Y4 = Y_tsne[label_478 == 4]
Y7 = Y_tsne[label_478 == 7]
Y8 = Y_tsne[label_478 == 8]

fig = plt.figure()
ax = fig.add_subplot(projection='3d')

ax.scatter(xs=Y4[:, 0], ys=Y4[:, 1], zs= Y4[:, 2], marker='o', color='#1f77b4')
ax.scatter(xs=Y7[:, 0], ys=Y7[:, 1], zs= Y7[:, 2], marker='^', color='#ff7f0e')
ax.scatter(xs=Y8[:, 0], ys=Y8[:, 1], zs= Y8[:, 2], marker='d', color='#2ca02c')
ax.legend(['4', '7', '8'])
/usr/local/lib/python3.7/dist-packages/sklearn/manifold/_t_sne.py:783: FutureWarning: The default initialization in TSNE will change from 'random' to 'pca' in 1.2.
  FutureWarning,
/usr/local/lib/python3.7/dist-packages/sklearn/manifold/_t_sne.py:793: FutureWarning: The default learning rate in TSNE will change from 200.0 to 'auto' in 1.2.
  FutureWarning,
Out[ ]:
<matplotlib.legend.Legend at 0x7f3c211e6950>

Exercises

Problem 1.1

Use all training images of three digits (4, 7, and 8) to estimate LDA projection matrices for all possible LDA dimensions. What are the maximum LDA dimensions you can use in this case? Use LDA to project all images into 2D and 3D space, and compare its visualization with those of PCA and t-SNE.

Problem 1.2

Instead of use an existing implementation, use the stochastic gradient descent (SGD) method to implement t-SNE (as described in Section 4.3.3 on page 89) from scratch.
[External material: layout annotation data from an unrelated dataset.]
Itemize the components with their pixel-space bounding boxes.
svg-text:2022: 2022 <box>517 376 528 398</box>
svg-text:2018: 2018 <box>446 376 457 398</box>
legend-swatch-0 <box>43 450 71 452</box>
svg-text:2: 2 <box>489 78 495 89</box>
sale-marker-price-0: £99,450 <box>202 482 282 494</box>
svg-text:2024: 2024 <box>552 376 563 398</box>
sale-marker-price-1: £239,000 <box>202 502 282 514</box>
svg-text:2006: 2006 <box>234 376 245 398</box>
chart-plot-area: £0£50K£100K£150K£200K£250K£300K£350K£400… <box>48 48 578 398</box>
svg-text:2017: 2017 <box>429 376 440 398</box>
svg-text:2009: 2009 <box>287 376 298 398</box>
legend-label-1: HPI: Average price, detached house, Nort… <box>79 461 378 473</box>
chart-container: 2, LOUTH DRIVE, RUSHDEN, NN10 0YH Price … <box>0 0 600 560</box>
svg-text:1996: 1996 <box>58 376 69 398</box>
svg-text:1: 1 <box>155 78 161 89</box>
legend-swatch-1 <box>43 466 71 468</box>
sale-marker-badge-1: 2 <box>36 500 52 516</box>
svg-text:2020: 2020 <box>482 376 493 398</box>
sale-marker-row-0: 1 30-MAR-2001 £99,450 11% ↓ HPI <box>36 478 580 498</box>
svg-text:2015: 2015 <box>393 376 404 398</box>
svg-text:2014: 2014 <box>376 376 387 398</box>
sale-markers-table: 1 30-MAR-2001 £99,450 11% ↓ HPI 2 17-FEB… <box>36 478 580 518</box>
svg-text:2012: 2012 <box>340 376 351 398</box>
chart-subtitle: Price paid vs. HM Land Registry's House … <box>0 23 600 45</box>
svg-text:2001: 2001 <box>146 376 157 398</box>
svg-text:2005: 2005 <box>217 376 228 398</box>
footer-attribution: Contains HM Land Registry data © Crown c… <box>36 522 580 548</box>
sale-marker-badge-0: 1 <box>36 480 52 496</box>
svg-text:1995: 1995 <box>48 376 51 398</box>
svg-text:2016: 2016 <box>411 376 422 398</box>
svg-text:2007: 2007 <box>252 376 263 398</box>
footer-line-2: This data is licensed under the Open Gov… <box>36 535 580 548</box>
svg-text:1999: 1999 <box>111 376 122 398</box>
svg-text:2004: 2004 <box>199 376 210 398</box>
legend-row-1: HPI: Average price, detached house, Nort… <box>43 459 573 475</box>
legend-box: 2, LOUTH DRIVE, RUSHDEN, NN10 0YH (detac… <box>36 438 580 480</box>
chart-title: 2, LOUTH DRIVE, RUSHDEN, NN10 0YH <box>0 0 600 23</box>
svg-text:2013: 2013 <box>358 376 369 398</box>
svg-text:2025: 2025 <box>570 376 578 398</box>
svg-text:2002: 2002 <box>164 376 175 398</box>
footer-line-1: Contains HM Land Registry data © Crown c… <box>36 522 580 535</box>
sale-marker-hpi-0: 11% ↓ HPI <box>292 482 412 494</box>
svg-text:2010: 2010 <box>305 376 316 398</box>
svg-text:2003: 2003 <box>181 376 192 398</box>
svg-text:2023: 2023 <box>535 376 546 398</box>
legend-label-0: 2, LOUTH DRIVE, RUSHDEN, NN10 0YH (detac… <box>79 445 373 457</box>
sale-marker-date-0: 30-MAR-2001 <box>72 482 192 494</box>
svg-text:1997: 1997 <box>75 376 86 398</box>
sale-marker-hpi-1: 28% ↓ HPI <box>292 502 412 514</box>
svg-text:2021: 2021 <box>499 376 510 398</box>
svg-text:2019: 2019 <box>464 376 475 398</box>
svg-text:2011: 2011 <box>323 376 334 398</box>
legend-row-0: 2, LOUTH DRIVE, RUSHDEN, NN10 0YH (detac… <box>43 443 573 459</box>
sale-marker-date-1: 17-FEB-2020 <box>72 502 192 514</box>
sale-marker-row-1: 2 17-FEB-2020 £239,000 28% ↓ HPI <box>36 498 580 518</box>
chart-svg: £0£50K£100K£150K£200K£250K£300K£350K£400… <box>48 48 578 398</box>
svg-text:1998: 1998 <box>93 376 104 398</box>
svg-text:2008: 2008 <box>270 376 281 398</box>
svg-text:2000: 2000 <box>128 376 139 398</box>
Compare your implementation with the scikit-learn implementation in terms of visualization performance and training speed.

Problem 1.3

Repeat Examples 1.1, 1.2, 1.3 and Problem 1.1 using the training images of all 10 digits in MNIST. Based on the PCA, LDA and t-SNE projections, visualize all 10 digits in 2D and 3D spaces.